Jihad Watch Board Vice President Hugh Fitzgerald discusses the misunderstood oil weapon:
Fear of the loss of oil is deliberately exaggerated by the Gulf Arabs. They use this threat at every opportunity to justify their own acts, and to inveigle the Americans into doing what, for their own reasons, those Arabs wish them to do.
Not a single one of the many wars that have taken place between nations, or within nations, since the famous orchestration of fear among the oil-consuming nations by OPEC after the 1973 war — which allowed those nations to make their gigantic price rise not only stick, but to be accepted with a whimper — has interrupted the supply of oil for very long. The Iran-Iraq War, a war between what at the time were the second and third largest producers in the Middle East, did briefly interrupt supply at the very beginning, but for the rest of the eight-year-long war, the price of oil actually sank steadily. Much the same non-effect on the oil market occurred when Lebanon was engulfed in Christian-Muslim civil war, and when the Israelis invaded, and then when the Syrians imposed their Diktat after the Treaty of Taif was forced on the Lebanese. The unending siege of Israel, sometimes involving only the shock troops of that siege, the “Palestinians,” and sometimes other Arabs and even other Muslims, has similarly been used to justify a price rise that actually had been planned for quite some time. The moving spirit for this rise was not Saudi Arabia, but the Shah of Iran. The same is true of the first Gulf War, of the civil war in Lebanon, and of the strife within Syria between the Alawi dictatorship and the Muslim Brotherhood.

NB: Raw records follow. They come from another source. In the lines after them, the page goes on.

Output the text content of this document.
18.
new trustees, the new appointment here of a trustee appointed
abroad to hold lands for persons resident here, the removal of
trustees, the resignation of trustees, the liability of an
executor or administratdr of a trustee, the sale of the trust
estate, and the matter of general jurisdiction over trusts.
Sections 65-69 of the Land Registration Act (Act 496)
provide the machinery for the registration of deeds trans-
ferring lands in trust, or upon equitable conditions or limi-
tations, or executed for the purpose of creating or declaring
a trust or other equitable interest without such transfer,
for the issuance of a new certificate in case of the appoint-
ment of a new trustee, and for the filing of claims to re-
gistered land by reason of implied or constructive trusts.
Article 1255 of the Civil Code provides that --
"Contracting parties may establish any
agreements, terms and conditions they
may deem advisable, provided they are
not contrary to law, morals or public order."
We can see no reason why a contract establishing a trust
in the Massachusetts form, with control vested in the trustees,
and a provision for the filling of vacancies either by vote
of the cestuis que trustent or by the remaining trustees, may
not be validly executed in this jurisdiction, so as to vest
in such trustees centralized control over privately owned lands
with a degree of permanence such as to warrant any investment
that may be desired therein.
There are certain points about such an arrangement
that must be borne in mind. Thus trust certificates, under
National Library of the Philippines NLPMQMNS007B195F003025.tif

What about, going even further back than 1973 — all the way back to, say, the 1960s, looking at all those examples of “instability” brought about by intra-Arab warfare, which is closer to the kind of Shi’a-Sunni conflict one is talking about? There was the proxy war in the Yemen between Nasser the supposed leftist and the supposedly rightist forces in Yemen supported by the Saudis. There was the Darfur rebellion in Sudan, supported by the Saudis. There was the tension arising from the Saudi demands on Abu Dhabi over the Buraimi Oasis. There was the Syrian incursion into Jordan, repelled by Israeli warnings. There was the clash between Libyan and Egyptian forces. There was the hostility between the more “Muslim” Ba’athist regime of Iraq against the Alawite Ba’athists of Syria. There was the tension between the Turks and the Arabs of Syria over the dam-building plans of the former. There has been the tension between Kurds and Iranians, Kurds and Arabs, Arabs in Khuzistan and the Iranian government. And so on.
Of course the Saudis and others will mutter darkly about the terrible effects of “instability” and danger to oil, in order to get the Americans to prevent that “instability” that we are repeatedly told is so dangerous. It isn’t. Constant instability, regimes constantly put on edge by one another, and especially by the fear of Sunni-Shi’a conflict, or as Mubarak put it bluntly, Sunni fears of Shi’a intentions — that is something that may be bad for Muslims, but it isn’t bad for Infidels. Let the local regimes worry. Let them spend more money on internal security. Let them have to be as preoccupied with it as the Western world has, thanks to the presence of Muslims, has had to become — with all the expense and anxiety entailed. Let them use up men, money, and materiel battling each other. As in the Iran-Iraq War, they will be careful to respect each other’s sole source of income — the oil. And the Saudis, if they cannot hold onto the oilfields, or if those statelets, those little tribes with little flags, that presume to own the oil and gas of Kuwait, the United Arab Emirates, and Qatar, actually do seem as if they might have their oil and gas fields taken over by even worse regimes — even more fanatical promoters or even participants in violent Jihad — it would be nothing at all for the American military to seize those oilfields and gas fields in Qatar, in Kuwait, in the U.A.E., in Saudi Arabia. It would be nothing, as compared to remaining in Iraq in order to ensure a “stability” that is not in our interest, but which, we are repeatedly told, we must ensure so that that oil and gas that would be so easy, in case of ultimate need, to seize, can be kept safe for the greater glory of the rulers of Saudi Arabia, Kuwait, the U.A.E., and so on.
And suppose there were some kind of crisis? A crisis is already here. That crisis is that of the environment, and it is clear that something is needed to shake up the governments of the Western world, and not only the Western world, to collaborate on efforts at finding other sources of energy and other ways of living that will not require the expenditure of so much energy for humans to find what they will define as “happiness.” A crisis in the Middle East over the access to oil is very unlikely to happen, given what happened during the Iran-Iraq War. But if it were to happen, it could be solved through military intervention in statelets that have no military capacity at all. And finally, such a crisis, if in the end it is controllable, as it would be, might be just what the environmental truth-tellers ordered — forcing decisions that apparently need to be forced.